The North West Zonal Coordinator for Nigeria’s tuberculosis programme, Mr. Isiah Danssaallah, has issued a stark warning that the country’s fight against tuberculosis (TB) has reached a “decisive and defining moment,” as chronic underfunding threatens to dismantle years of progress.
Speaking in Kaduna on Tuesday to commemorate this year’s World Tuberculosis Day, Danssaallah praised the Federal Government for maintaining policy direction but warned that the era of relying on international goodwill is over.
According to the coordinator, the most significant barrier to eradicating TB in Nigeria is no longer a lack of strategy, but a lack of liquid cash. He revealed that over 70 percent of the national TB funding gap remains unmet, leaving the healthcare system in a precarious state.
The situation is further complicated by a shift in the global political landscape. Danssaallah pointed out that policy changes tracing back to the Donald Trump administration triggered a cascade of reductions in global health financing—ripples that are now hitting Nigeria with full force in 2026.

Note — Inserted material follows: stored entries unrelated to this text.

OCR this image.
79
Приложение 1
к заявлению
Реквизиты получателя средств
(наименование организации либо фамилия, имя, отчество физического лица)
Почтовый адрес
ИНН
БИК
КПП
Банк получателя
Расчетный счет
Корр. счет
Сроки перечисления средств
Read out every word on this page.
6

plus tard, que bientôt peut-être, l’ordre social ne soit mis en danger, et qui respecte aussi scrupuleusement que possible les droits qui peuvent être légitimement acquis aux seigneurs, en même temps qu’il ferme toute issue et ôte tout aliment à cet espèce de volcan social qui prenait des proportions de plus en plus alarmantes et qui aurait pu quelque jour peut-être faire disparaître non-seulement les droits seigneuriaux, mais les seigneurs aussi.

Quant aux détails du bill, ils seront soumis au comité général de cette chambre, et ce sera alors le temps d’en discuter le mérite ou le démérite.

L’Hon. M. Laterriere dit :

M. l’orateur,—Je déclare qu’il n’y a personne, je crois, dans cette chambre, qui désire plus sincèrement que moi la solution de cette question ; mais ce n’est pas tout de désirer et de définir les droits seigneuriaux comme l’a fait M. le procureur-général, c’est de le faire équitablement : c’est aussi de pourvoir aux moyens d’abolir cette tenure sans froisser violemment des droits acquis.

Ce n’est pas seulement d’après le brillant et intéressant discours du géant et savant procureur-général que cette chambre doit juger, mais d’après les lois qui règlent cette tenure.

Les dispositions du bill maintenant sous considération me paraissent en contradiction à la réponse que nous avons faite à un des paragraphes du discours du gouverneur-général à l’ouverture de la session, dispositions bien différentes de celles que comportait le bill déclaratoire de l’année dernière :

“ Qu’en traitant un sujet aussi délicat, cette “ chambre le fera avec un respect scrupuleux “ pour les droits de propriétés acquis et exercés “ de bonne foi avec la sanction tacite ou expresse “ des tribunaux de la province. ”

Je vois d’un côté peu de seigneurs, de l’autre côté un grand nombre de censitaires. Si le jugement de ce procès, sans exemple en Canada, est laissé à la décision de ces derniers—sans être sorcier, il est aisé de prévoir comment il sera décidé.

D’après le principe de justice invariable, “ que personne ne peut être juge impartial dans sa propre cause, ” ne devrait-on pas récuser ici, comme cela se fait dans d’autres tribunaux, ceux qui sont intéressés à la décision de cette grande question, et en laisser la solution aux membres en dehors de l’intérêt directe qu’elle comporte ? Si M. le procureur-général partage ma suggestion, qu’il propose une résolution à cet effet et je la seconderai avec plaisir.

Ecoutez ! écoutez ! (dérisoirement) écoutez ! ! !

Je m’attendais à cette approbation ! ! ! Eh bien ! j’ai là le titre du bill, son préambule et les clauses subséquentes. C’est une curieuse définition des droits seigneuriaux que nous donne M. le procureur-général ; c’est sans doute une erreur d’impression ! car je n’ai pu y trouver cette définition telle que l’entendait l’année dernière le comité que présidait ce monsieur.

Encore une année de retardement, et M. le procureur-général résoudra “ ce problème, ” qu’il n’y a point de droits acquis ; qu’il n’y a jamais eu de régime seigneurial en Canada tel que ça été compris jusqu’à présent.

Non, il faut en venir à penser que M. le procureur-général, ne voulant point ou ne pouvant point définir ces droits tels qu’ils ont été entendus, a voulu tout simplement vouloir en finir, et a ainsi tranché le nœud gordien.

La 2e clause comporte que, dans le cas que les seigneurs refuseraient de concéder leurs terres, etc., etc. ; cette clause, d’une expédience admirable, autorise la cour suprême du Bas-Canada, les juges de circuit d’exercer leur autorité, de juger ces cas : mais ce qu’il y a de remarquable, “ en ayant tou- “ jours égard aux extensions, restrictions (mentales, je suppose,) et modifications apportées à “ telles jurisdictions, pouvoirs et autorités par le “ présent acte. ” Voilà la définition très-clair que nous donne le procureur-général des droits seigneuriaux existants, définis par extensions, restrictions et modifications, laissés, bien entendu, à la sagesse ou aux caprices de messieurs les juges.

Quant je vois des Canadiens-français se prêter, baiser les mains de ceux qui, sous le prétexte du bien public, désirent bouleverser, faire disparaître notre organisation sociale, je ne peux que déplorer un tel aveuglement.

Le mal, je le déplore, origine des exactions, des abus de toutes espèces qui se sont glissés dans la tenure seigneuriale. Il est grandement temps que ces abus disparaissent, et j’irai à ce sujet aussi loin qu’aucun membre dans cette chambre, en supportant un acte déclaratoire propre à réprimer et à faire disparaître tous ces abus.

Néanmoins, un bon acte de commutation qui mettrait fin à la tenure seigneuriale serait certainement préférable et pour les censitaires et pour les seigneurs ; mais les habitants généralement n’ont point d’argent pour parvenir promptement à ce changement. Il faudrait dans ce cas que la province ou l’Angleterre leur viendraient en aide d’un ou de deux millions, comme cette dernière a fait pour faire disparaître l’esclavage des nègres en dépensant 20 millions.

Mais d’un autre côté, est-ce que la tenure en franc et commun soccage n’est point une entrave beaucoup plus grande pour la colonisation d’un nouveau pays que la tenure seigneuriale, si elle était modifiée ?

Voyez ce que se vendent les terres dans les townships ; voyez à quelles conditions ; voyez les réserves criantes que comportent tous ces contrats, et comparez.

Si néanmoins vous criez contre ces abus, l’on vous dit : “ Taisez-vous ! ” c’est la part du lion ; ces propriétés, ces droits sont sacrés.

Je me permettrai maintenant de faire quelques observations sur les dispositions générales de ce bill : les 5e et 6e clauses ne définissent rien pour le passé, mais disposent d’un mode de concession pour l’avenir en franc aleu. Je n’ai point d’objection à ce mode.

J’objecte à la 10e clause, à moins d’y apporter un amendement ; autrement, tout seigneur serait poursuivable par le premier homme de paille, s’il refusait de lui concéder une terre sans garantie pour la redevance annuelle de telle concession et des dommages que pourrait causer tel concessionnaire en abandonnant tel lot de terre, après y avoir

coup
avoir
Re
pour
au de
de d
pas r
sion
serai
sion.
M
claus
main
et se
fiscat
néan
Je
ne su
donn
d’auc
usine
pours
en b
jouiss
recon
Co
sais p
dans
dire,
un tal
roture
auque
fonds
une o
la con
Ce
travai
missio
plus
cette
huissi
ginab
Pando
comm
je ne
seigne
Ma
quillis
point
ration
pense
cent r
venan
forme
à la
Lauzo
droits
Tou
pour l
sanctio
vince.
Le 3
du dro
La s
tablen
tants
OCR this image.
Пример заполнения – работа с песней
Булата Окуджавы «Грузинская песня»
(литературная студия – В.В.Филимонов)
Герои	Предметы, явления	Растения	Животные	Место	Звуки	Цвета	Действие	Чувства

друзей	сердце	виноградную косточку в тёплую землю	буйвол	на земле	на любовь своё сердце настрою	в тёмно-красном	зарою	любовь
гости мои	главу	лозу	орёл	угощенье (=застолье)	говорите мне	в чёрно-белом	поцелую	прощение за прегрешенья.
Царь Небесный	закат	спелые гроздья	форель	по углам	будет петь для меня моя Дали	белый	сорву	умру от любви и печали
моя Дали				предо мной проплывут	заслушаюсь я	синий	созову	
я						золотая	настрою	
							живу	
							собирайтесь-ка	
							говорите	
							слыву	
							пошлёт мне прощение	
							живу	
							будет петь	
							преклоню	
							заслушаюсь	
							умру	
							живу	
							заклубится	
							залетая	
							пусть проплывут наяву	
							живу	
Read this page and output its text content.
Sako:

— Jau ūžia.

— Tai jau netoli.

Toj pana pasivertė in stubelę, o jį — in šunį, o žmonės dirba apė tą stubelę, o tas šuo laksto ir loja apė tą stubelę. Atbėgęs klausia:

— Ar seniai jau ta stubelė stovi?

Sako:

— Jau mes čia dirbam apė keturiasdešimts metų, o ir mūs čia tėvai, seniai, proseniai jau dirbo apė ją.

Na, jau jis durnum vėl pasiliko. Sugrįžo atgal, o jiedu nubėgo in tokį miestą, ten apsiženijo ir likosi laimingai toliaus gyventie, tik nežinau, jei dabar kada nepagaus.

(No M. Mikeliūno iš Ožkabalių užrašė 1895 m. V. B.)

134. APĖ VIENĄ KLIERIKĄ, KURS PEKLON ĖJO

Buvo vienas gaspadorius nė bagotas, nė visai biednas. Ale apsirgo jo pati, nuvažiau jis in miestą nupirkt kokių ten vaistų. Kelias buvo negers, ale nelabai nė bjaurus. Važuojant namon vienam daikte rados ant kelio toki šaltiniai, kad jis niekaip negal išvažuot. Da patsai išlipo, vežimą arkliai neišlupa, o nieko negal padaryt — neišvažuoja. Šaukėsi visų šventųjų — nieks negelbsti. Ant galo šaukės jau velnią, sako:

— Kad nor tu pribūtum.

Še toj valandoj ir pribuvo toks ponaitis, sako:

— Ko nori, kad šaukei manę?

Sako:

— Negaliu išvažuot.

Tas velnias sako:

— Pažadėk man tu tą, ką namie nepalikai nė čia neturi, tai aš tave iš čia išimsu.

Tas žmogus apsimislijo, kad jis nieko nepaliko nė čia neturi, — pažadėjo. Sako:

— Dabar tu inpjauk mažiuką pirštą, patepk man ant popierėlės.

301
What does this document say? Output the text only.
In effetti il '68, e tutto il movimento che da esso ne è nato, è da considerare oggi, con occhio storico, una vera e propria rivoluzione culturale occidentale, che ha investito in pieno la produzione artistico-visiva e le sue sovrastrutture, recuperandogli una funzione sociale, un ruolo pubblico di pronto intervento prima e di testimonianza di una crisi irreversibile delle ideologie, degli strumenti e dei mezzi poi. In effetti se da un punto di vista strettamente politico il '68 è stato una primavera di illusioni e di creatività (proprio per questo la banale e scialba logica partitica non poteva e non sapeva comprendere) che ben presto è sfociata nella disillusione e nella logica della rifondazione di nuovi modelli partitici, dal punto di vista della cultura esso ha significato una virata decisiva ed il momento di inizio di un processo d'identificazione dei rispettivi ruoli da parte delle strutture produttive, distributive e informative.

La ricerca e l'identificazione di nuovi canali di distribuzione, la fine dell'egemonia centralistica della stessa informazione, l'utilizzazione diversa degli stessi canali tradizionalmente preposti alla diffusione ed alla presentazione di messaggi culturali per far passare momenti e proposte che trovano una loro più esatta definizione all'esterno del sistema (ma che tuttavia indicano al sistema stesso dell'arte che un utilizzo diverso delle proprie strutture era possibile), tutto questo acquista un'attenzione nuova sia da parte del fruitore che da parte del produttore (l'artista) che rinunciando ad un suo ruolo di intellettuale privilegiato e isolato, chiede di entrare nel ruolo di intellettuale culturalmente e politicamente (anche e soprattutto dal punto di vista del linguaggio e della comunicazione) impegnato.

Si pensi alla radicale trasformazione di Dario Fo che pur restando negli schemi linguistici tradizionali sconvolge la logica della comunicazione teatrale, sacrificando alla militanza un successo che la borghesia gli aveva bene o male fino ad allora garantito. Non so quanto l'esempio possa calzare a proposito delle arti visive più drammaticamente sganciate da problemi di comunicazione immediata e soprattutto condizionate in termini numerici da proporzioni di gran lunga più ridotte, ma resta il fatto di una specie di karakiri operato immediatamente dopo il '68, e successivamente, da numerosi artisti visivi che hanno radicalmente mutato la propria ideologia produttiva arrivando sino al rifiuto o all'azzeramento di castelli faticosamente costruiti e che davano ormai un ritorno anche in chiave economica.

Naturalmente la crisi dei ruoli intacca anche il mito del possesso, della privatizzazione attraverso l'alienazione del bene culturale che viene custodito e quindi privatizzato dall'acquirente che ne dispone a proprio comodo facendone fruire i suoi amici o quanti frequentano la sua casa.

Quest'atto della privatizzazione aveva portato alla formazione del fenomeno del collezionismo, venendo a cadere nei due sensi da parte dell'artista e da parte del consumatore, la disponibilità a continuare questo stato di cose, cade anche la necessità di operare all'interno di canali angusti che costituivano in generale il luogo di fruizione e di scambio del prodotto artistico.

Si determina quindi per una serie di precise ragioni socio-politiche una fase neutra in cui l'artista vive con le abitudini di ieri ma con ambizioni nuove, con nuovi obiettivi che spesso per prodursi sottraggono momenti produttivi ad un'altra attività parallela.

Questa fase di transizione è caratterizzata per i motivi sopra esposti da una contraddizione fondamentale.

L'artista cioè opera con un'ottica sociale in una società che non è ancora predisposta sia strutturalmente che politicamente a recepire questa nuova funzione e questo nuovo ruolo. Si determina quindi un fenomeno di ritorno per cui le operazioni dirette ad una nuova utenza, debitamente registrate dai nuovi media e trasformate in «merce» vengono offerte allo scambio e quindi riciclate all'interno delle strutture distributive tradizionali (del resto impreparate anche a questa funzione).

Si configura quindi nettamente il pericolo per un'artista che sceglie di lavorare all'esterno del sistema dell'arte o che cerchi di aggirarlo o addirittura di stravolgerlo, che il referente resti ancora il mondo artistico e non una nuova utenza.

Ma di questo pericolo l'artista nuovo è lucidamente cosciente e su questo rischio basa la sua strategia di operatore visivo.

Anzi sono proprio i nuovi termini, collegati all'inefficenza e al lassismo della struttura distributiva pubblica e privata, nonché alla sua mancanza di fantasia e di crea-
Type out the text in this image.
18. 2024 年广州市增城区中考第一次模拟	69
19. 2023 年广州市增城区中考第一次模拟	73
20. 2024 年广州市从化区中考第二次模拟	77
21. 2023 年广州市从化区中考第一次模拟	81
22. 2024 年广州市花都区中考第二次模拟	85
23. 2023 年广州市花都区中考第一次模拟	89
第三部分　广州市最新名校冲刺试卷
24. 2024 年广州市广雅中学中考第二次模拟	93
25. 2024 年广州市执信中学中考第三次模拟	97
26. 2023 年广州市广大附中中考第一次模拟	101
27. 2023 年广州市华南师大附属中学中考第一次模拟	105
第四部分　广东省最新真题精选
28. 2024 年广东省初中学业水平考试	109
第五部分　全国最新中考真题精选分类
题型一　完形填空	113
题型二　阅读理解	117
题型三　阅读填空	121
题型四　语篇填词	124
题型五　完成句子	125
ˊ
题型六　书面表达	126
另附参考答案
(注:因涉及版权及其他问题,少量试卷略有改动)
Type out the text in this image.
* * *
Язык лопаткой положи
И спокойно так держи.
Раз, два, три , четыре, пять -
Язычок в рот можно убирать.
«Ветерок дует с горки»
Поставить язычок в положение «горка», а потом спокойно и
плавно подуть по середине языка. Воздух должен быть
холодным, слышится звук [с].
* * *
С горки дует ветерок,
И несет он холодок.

“This means one thing: Nigeria must now take full financial responsibility for its TB response urgently,” Danssaallah stated. “Relying solely on donors for these critical components is no longer sustainable and increasingly unrealistic.”
As the year 2026 progresses, the North West Coordinator identified several “dangerous gaps” that are currently crippling state-level responses:
Danssaallah emphasized that delayed budget releases are not merely “abstract problems.” Instead, they are life-and-death hurdles that determine whether a patient is diagnosed, treated, or left to succumb to the disease.
The Coordinator directed a firm appeal to state governors, health commissioners, and State Houses of Assembly to move beyond rhetoric and provide measurable financial commitments. He urged the immediate allocation of dedicated budget lines for TB commodities to prevent a total system failure.
“The cost of inaction would be severe,” he warned. “Patients arriving at facilities may find no medicines, suspected cases could go undiagnosed… treatment interruptions would increase, drug-resistant TB would spread, and preventable deaths would rise.”
Without urgent domestic investment in 2026, the coordinator fears that Nigeria risks a resurgence of TB that could overwhelm the existing public health infrastructure.